DFT or real number codes have been studied and recognized as useful (as joint source-channel codes, for example) but are not stable under bursty losses. This paper introduces a two-channel DFT code with an interleaver, and shows that its numerical stability far exceeds that of the corresponding single-channel DFT code (the ratio of the frame bounds for the two-channel system can be smaller by many orders of magnitude). This leads to a stable way of dealing with bursts of errors using DFT codes.

This paper introduces a new class of real codes, which can be described as two parallel concatenated DFT codes with an interleaver. Numerical examples show that the numerical stability of the two-channel codes exceeds that of the corresponding single-channel DFT code with the same code rate (the ratio of the frame bounds for the two-channel system can be smaller by many orders of magnitude). This leads to a stable way of dealing with bursts of errors using DFT codes.

The paper derives bounds for the eigenvalues and condition number of a matrix, with applications to error control coding in the complex field, spectrum analysis, the missing data problem, interpolation, and the determination of discrete finite frame bounds.

Part of the material in this book chapter was presented at the NATO Advanced Study Institute "Signal Processing for Multimedia", Il Ciocco, Italy, July 1998.

This chapter contains a tutorial on discrete finite frames, and explains the equivalence between the frame algorithm and certain iterative methods (POCS bandlimited reconstruction, and the discrete Papoulis-Gerchberg algorithm).
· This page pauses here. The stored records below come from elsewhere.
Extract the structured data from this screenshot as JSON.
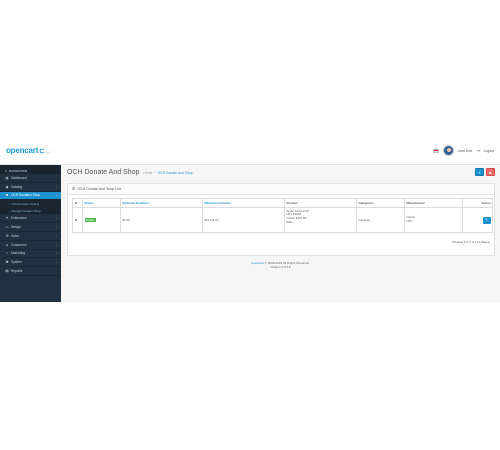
{
  "header": {
    "logo_text": "opencart",
    "logo_suffix": "3.x",
    "user_name": "John Doe",
    "logout_label": "Logout"
  },
  "sidebar": {
    "title": "NAVIGATION",
    "items": [
      {
        "icon": "dashboard-icon",
        "glyph": "◉",
        "label": "Dashboard",
        "chevron": ""
      },
      {
        "icon": "tag-icon",
        "glyph": "◆",
        "label": "Catalog",
        "chevron": "›"
      },
      {
        "icon": "gift-icon",
        "glyph": "■",
        "label": "OCH Donation Shop",
        "chevron": "›",
        "active": true
      }
    ],
    "subitems": [
      {
        "label": "OCH Donation Setting"
      },
      {
        "label": "Manage Donation Shop"
      }
    ],
    "more_items": [
      {
        "icon": "puzzle-icon",
        "glyph": "✦",
        "label": "Extensions",
        "chevron": "›"
      },
      {
        "icon": "tv-icon",
        "glyph": "▭",
        "label": "Design",
        "chevron": "›"
      },
      {
        "icon": "cart-icon",
        "glyph": "⊞",
        "label": "Sales",
        "chevron": "›"
      },
      {
        "icon": "user-icon",
        "glyph": "●",
        "label": "Customers",
        "chevron": "›"
      },
      {
        "icon": "share-icon",
        "glyph": "<",
        "label": "Marketing",
        "chevron": "›"
      },
      {
        "icon": "cog-icon",
        "glyph": "✱",
        "label": "System",
        "chevron": "›"
      },
      {
        "icon": "bar-chart-icon",
        "glyph": "▤",
        "label": "Reports",
        "chevron": "›"
      }
    ]
  },
  "page": {
    "title": "OCH Donate And Shop",
    "breadcrumb_home": "Home",
    "breadcrumb_sep": "›",
    "breadcrumb_current": "OCH Donate And Shop",
    "panel_title": "OCH Donate And Shop List"
  },
  "table": {
    "headers": {
      "status": "Status",
      "min": "Minimum Donation",
      "max": "Maximum Donation",
      "product": "Product",
      "categories": "Categories",
      "manufacturer": "Manufacturer",
      "action": "Action"
    },
    "row": {
      "status": "Enabled",
      "min": "$1.00",
      "max": "$11,111.00",
      "products": [
        "Apple Cinema 30\"",
        "HP LP3065",
        "Canon EOS 5D",
        "iMac"
      ],
      "categories": "Cameras",
      "manufacturers": [
        "Canon",
        "HTC"
      ]
    },
    "pagination": "Showing 1 to 1 of 1 (1 Pages)"
  },
  "footer": {
    "link": "OpenCart",
    "rights": "© 2009-2024 All Rights Reserved.",
    "version": "Version 3.0.3.8"
  },
  "colors": {
    "accent": "#1e91cf",
    "sidebar": "#22313f",
    "danger": "#f56b6b",
    "success": "#4cb64c"
  }
}
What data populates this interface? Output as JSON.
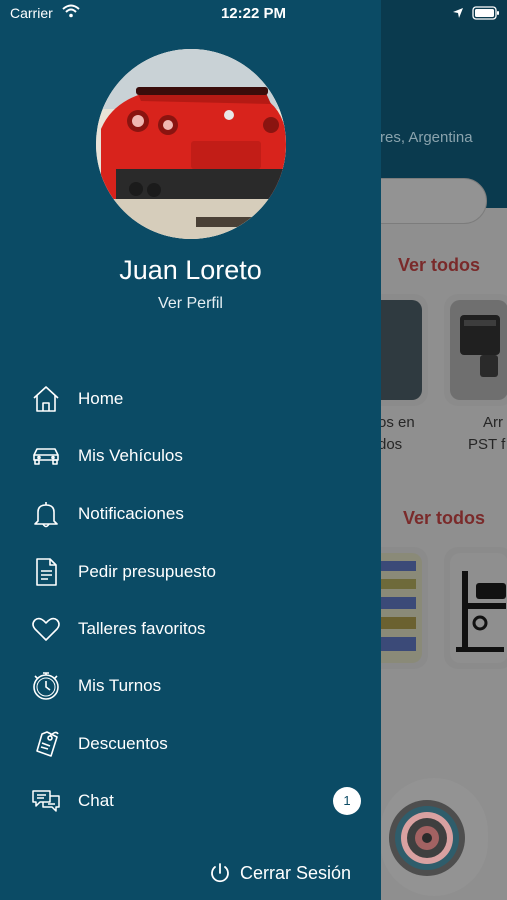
{
  "status_bar": {
    "carrier": "Carrier",
    "time": "12:22 PM"
  },
  "background": {
    "location": "res, Argentina",
    "section1_link": "Ver todos",
    "section2_link": "Ver todos",
    "card1_caption_line1": "os en",
    "card1_caption_line2": "dos",
    "card2_caption_line1": "Arr",
    "card2_caption_line2": "PST f"
  },
  "profile": {
    "name": "Juan Loreto",
    "link": "Ver Perfil"
  },
  "menu": {
    "items": [
      {
        "label": "Home",
        "icon": "home-icon"
      },
      {
        "label": "Mis Vehículos",
        "icon": "car-icon"
      },
      {
        "label": "Notificaciones",
        "icon": "bell-icon"
      },
      {
        "label": "Pedir presupuesto",
        "icon": "document-icon"
      },
      {
        "label": "Talleres favoritos",
        "icon": "heart-icon"
      },
      {
        "label": "Mis Turnos",
        "icon": "stopwatch-icon"
      },
      {
        "label": "Descuentos",
        "icon": "tag-icon"
      },
      {
        "label": "Chat",
        "icon": "chat-icon"
      }
    ],
    "chat_badge": "1"
  },
  "logout": {
    "label": "Cerrar Sesión",
    "icon": "power-icon"
  },
  "colors": {
    "drawer_bg": "#0b4b65",
    "overlay": "#8f8f8f",
    "accent_link": "#7a2a2a",
    "text": "#ffffff"
  }
}
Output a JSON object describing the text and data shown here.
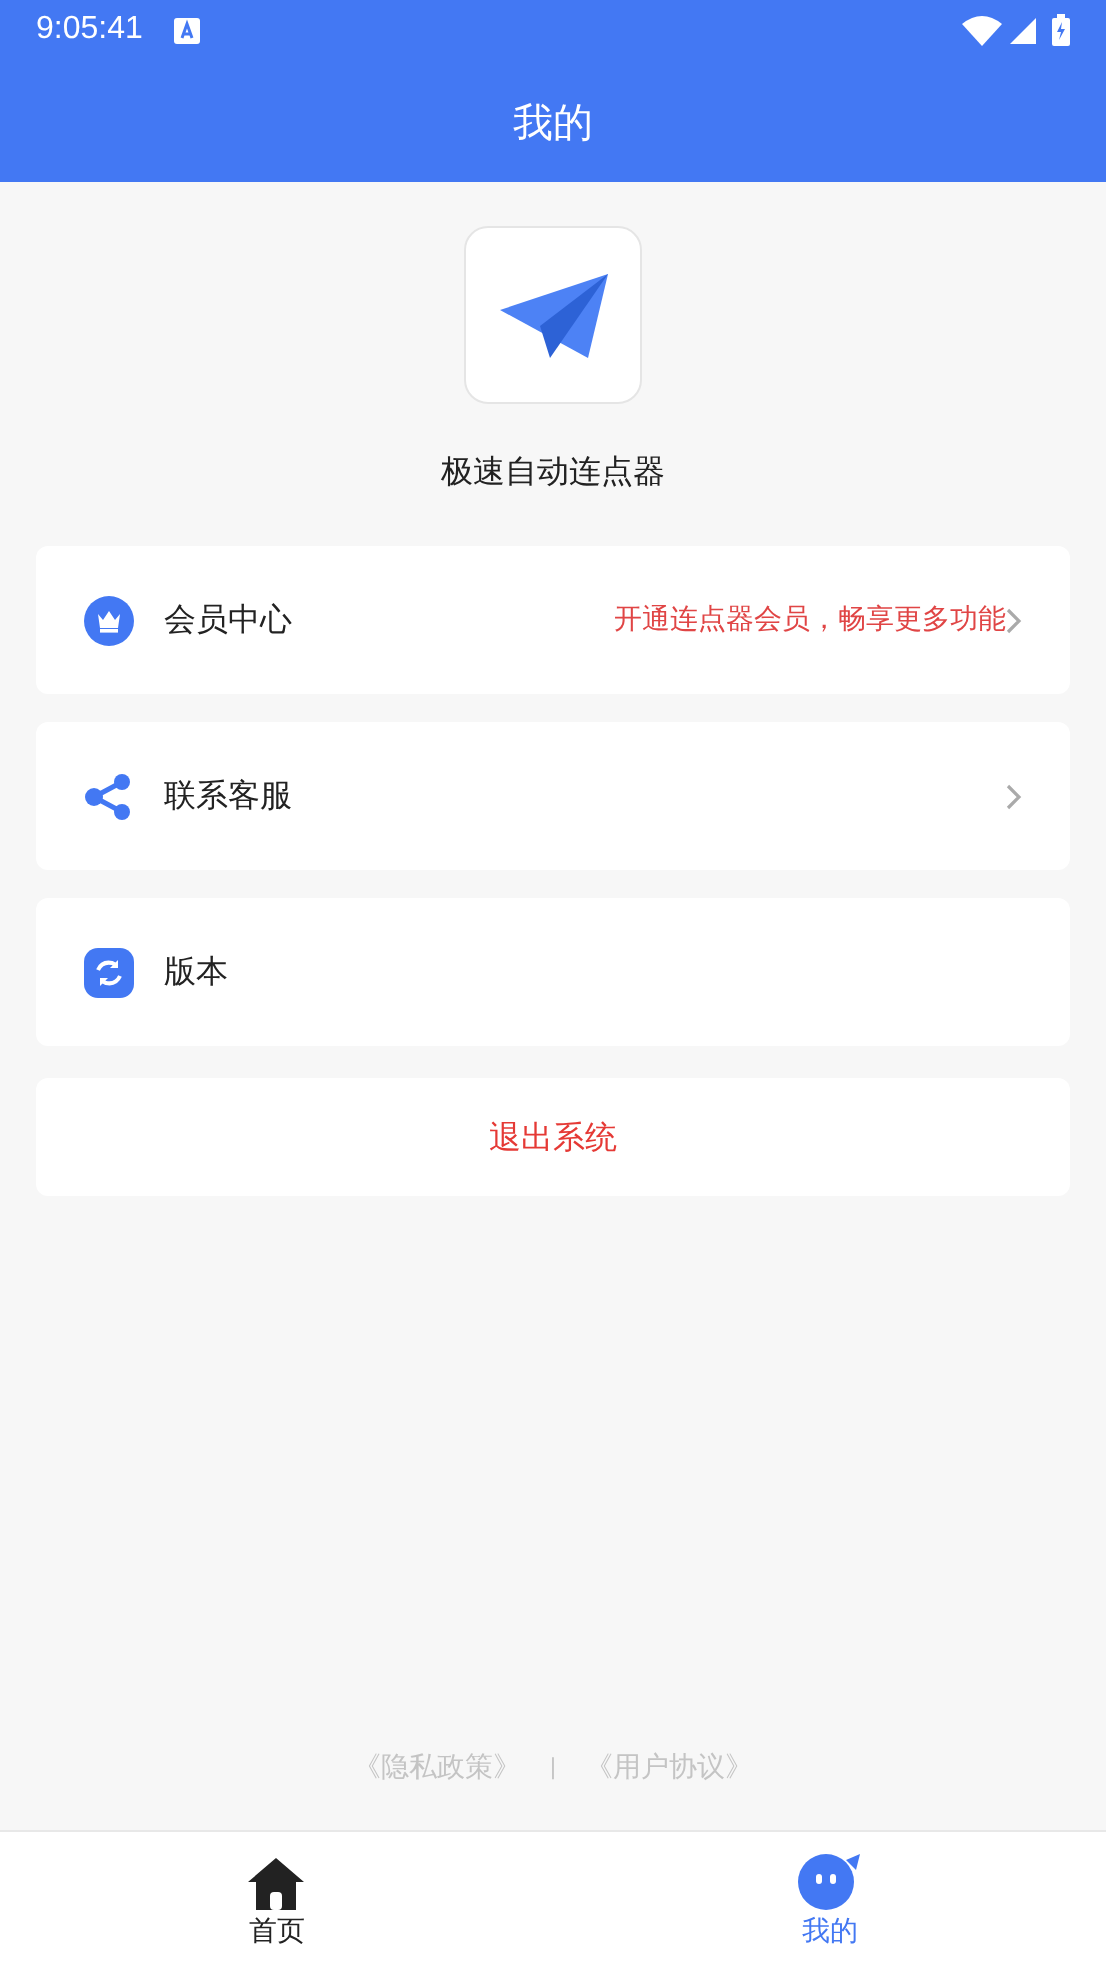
{
  "status_bar": {
    "time": "9:05:41"
  },
  "header": {
    "title": "我的"
  },
  "app": {
    "name": "极速自动连点器"
  },
  "menu": [
    {
      "label": "会员中心",
      "note": "开通连点器会员，畅享更多功能",
      "chevron": true
    },
    {
      "label": "联系客服",
      "chevron": true
    },
    {
      "label": "版本",
      "chevron": false
    }
  ],
  "logout": {
    "label": "退出系统"
  },
  "footer": {
    "links": [
      "《隐私政策》",
      "《用户协议》"
    ],
    "separator": "|"
  },
  "tabs": [
    {
      "label": "首页",
      "selected": false
    },
    {
      "label": "我的",
      "selected": true
    }
  ]
}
It begins by presenting a few engineering problems in which robust data representations play a central role. It turns out that these problems, which occur in signal processing, spectrum analysis, information theory, and fault-tolerant computing, are closely related or even equivalent. However, perhaps surprisingly, the connections between them have gone nearly unnoticed so far.

Frames provide one of the ways of understanding certain of these problems, including the missing data problem. Some of the methods that can be used to recover from missing data errors are examined, emphasizing finite-dimensional theory because of its simplicity and practical usefulness, and interpreting the results in terms of discrete finite frames. The connection between the frame algorithm and a few other iterative reconstruction methods, such as POCS and the Papoulis-Gerchberg iteration, is detailed.

This paper studies the performance of an iterative algorithm which can be used to recover missing samples in finite-length records of band-limited data. The algorithm is in fact equivalent to the frame algorithm, as shown in the book chapter Mathematics for Multimedia Signal Processing II — Discrete Finite Frames and Signal Reconstruction. The paper is also closely related to the papers in the section on Missing samples.

No assumptions are made regarding the distribution of the missing samples, in contrast with the often studied extrapolation problem, in which the known samples are grouped together: the observed signal is regarded as a sampled version of the original, and the reconstruction result can be seen as a sampling result.

Main results:

• The iterative algorithm converges if the density of the sampling set exceeds a certain minimum value which naturally increases with the bandwidth of the data.
• Explicit best-possible upper and lower bounds for the error as a function of the number of iterations, and the signals for which the bounds are attained.
• Analysis of the effect of a relaxation parameter on the spectral radius of the iteration matrix, and the optimum value of that parameter.
• The sampling sets for which the convergence rate of the recovery algorithm is maximum or minimum (among all sets of the same density).
• For low-pass signals the best convergence rates are obtained when the distances among the missing samples are a multiple of a certain integer. The worst convergence rates generally occur when the missing samples are contiguous. For bandpass signals, this is no longer the case.